Three contractors who work together can build three houses in three months. One builds the foundation, another the frame and another the roof.  If they work separately, each building the entire house, it would take them six months to build the same three homes.

At a  tax rate of 49% they work together because they get a small material gain by doing do.  But at a 51% tax rate it no longer pays them to work together and the contractors will work independently building their own homes and make more money. Productivity is halved, leaving fewer jobs for subcontractors, fewer mortgages for banks, fewer sinks and windows to sell from Home Depot, less concrete poured, less air conditioners installed, and less tax revenue for the deficits.

The effect can be compounded if the rates drive further output into the barter economy.
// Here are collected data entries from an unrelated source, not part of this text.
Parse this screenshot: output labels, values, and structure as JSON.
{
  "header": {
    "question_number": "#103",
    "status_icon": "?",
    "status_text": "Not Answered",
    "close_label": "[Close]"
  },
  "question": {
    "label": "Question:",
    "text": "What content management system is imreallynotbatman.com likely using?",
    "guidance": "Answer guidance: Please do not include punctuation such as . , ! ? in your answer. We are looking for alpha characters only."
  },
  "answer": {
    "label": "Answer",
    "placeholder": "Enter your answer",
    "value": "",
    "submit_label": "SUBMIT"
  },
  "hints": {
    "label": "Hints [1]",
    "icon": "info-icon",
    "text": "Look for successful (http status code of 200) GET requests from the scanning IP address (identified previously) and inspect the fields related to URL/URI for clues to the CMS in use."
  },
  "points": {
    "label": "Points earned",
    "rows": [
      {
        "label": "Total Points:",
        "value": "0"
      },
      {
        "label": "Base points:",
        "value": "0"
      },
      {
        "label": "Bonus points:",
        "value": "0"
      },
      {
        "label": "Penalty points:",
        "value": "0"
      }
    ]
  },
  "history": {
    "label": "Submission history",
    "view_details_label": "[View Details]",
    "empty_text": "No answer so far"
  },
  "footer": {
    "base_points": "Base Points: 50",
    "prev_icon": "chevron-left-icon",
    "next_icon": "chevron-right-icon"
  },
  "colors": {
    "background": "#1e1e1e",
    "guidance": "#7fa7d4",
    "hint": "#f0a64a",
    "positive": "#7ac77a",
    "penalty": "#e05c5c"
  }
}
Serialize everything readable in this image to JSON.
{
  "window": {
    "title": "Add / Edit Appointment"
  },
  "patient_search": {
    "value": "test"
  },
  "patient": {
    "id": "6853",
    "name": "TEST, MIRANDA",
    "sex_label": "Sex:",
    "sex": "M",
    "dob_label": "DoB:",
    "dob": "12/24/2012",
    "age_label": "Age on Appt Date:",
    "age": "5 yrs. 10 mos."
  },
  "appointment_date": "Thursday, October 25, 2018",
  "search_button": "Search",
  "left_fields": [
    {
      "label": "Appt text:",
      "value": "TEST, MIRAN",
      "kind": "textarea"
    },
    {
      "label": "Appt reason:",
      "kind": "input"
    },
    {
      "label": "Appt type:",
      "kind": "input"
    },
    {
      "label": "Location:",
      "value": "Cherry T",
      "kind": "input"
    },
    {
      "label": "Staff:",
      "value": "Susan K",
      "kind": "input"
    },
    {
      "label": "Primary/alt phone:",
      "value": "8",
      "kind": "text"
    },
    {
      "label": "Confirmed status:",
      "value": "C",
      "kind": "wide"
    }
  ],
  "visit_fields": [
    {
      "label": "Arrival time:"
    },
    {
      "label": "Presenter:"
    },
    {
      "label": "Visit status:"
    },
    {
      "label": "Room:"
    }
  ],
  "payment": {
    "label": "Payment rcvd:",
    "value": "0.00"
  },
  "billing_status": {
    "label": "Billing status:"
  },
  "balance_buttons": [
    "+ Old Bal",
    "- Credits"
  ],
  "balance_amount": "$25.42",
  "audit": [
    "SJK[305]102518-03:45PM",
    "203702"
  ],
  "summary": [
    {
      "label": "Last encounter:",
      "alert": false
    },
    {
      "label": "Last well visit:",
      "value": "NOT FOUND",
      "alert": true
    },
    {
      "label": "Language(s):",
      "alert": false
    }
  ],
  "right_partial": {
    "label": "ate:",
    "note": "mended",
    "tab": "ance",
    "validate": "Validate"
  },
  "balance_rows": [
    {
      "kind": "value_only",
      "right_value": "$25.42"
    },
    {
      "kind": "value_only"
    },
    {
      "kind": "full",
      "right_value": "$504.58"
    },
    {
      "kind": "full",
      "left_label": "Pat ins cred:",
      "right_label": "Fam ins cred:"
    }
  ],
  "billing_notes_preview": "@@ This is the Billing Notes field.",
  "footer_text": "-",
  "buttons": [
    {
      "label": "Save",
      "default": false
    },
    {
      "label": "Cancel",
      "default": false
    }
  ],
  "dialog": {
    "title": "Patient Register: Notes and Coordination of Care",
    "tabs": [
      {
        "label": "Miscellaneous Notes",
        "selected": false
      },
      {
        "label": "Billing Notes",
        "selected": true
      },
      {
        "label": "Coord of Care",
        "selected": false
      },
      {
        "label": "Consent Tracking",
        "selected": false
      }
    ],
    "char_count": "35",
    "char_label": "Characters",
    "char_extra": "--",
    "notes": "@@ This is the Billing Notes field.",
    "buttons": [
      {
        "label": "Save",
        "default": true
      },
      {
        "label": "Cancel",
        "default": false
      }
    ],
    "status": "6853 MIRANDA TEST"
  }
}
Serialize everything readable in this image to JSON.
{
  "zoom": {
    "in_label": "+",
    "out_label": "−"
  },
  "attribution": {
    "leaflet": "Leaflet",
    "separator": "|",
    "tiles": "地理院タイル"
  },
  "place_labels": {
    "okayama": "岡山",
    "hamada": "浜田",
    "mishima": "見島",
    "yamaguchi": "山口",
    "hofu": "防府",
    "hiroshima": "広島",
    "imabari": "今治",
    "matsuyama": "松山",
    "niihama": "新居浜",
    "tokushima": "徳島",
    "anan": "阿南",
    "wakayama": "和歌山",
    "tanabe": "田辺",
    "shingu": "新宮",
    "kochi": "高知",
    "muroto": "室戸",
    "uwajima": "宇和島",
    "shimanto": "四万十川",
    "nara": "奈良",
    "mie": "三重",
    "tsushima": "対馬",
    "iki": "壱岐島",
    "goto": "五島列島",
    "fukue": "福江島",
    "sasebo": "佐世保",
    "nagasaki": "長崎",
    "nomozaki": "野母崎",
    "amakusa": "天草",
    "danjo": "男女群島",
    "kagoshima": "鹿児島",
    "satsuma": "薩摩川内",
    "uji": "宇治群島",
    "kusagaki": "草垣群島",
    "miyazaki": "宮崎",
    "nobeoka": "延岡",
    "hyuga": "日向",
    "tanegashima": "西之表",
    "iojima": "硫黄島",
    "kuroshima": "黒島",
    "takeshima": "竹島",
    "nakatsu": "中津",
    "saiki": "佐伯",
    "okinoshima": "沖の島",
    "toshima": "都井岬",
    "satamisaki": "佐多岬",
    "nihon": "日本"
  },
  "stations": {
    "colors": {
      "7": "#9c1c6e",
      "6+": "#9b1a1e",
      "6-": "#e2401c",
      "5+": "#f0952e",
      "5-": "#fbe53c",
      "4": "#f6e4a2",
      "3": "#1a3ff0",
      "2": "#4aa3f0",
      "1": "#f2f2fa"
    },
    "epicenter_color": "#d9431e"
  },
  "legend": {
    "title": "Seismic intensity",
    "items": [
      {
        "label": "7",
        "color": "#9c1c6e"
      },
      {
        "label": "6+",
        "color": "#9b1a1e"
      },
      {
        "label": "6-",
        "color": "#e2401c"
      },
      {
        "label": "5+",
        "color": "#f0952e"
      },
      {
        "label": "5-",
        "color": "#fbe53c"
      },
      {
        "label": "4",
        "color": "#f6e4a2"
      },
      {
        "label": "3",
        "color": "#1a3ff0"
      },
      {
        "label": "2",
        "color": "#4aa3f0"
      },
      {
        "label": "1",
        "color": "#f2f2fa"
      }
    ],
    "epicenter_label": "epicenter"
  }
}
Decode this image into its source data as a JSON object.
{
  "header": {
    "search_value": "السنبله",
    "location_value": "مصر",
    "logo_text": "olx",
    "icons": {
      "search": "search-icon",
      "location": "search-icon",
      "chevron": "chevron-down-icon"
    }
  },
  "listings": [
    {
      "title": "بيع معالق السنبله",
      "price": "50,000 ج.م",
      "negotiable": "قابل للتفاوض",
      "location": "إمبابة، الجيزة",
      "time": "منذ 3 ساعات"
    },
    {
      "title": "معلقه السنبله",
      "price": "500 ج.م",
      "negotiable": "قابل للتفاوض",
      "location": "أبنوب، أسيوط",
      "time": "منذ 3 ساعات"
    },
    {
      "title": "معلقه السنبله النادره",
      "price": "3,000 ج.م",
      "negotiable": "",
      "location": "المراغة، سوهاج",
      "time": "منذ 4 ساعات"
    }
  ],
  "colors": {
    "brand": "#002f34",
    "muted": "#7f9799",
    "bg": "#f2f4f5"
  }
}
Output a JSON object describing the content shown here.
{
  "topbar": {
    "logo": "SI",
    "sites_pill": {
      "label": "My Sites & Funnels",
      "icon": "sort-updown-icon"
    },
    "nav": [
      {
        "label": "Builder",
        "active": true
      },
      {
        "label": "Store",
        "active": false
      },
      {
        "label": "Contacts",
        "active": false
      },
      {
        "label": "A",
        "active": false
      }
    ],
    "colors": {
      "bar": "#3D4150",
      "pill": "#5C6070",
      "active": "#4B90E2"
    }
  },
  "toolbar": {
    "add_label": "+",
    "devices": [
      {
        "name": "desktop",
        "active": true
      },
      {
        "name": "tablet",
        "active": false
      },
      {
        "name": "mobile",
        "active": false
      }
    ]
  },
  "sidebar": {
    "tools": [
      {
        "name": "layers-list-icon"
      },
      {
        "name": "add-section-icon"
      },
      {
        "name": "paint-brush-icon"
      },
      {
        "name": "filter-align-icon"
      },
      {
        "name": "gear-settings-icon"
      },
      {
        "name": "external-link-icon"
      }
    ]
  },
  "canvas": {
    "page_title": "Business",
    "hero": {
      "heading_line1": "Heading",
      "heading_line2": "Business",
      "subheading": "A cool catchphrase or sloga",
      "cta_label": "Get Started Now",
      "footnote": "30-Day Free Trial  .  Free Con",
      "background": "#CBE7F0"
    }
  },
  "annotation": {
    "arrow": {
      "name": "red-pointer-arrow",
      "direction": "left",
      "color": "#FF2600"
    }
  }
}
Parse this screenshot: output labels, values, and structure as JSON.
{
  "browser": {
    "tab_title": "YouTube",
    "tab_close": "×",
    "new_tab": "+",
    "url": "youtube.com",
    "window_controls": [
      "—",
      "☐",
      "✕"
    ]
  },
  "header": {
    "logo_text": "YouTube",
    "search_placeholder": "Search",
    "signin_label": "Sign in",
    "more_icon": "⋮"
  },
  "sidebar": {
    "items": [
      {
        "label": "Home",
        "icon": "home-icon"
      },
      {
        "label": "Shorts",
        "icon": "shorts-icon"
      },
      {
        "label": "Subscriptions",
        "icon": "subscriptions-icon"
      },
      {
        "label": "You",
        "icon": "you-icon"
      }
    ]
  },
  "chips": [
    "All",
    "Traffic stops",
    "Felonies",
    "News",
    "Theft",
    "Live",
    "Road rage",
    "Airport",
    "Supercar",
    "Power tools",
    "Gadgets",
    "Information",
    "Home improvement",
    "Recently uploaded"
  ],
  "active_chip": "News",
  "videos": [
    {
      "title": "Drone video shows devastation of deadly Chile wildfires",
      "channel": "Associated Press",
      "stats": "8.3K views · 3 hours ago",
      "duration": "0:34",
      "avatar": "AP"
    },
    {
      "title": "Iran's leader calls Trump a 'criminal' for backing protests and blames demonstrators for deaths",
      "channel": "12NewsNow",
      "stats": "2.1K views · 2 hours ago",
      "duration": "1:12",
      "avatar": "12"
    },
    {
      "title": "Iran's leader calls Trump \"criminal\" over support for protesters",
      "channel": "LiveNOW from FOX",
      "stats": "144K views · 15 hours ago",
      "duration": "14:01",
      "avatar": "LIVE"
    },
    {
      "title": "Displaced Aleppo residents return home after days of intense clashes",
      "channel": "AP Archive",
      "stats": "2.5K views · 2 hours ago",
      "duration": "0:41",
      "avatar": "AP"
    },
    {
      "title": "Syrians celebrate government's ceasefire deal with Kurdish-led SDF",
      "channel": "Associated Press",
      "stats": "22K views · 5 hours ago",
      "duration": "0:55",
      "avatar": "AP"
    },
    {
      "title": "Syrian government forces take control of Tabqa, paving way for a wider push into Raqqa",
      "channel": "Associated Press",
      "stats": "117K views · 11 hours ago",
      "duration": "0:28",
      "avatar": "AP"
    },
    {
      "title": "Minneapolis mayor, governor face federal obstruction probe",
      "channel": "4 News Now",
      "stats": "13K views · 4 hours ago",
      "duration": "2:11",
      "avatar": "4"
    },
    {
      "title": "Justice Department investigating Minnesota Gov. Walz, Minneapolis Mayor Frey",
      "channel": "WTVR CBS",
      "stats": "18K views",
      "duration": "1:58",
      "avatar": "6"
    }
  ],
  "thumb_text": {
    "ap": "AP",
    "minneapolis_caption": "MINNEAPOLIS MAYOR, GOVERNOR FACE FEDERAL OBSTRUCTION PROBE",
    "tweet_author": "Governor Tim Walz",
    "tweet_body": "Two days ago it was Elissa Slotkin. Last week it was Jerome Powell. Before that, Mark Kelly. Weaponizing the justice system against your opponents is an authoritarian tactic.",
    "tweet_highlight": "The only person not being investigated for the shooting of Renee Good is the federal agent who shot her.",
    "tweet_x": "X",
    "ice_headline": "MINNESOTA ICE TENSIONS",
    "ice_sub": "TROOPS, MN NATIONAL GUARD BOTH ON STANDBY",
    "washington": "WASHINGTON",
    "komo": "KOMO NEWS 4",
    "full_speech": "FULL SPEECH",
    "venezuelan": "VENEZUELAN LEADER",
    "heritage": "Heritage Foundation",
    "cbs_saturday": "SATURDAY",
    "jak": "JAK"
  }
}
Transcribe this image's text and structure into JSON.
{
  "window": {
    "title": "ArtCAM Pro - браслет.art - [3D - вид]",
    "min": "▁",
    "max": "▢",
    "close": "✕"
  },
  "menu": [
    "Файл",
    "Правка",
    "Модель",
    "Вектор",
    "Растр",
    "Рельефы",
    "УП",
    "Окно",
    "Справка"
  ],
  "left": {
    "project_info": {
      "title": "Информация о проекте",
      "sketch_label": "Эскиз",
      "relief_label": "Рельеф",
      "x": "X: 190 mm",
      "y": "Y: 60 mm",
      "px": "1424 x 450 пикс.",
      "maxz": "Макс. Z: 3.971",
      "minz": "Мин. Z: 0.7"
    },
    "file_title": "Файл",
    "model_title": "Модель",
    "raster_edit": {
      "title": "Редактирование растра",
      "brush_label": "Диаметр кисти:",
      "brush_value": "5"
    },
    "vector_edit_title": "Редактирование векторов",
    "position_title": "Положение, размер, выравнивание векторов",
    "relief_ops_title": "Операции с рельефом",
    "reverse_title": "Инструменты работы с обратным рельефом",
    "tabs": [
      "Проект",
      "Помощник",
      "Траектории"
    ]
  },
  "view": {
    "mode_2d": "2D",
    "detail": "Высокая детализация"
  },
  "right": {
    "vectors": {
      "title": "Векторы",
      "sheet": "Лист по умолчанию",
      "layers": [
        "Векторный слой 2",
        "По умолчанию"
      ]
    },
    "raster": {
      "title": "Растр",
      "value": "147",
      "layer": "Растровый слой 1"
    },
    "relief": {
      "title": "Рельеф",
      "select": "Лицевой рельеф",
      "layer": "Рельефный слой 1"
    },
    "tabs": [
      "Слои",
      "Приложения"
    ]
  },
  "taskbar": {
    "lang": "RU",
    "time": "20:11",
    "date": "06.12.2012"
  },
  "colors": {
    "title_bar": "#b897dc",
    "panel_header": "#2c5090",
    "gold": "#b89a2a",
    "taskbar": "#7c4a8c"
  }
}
paraphrased from Jude Wanniski’s explanation in The Way the World Works

HKO Comment:

While the math in his example is less than perfect it still reflects that productivity is different than work, and that when the marginal tax rate destroys productivity tax revenues will suffer.  This is happening throughout the small business community now. Both expected higher taxes and the uncertainty of the impact of pending legislation is killing any incentive for capital investment and economic growth.  But I also think we are getting less work as those that are financially able retire early (going Galt), even  if they have to adjust their lifestyle to do so, and are taking fewer financial risks.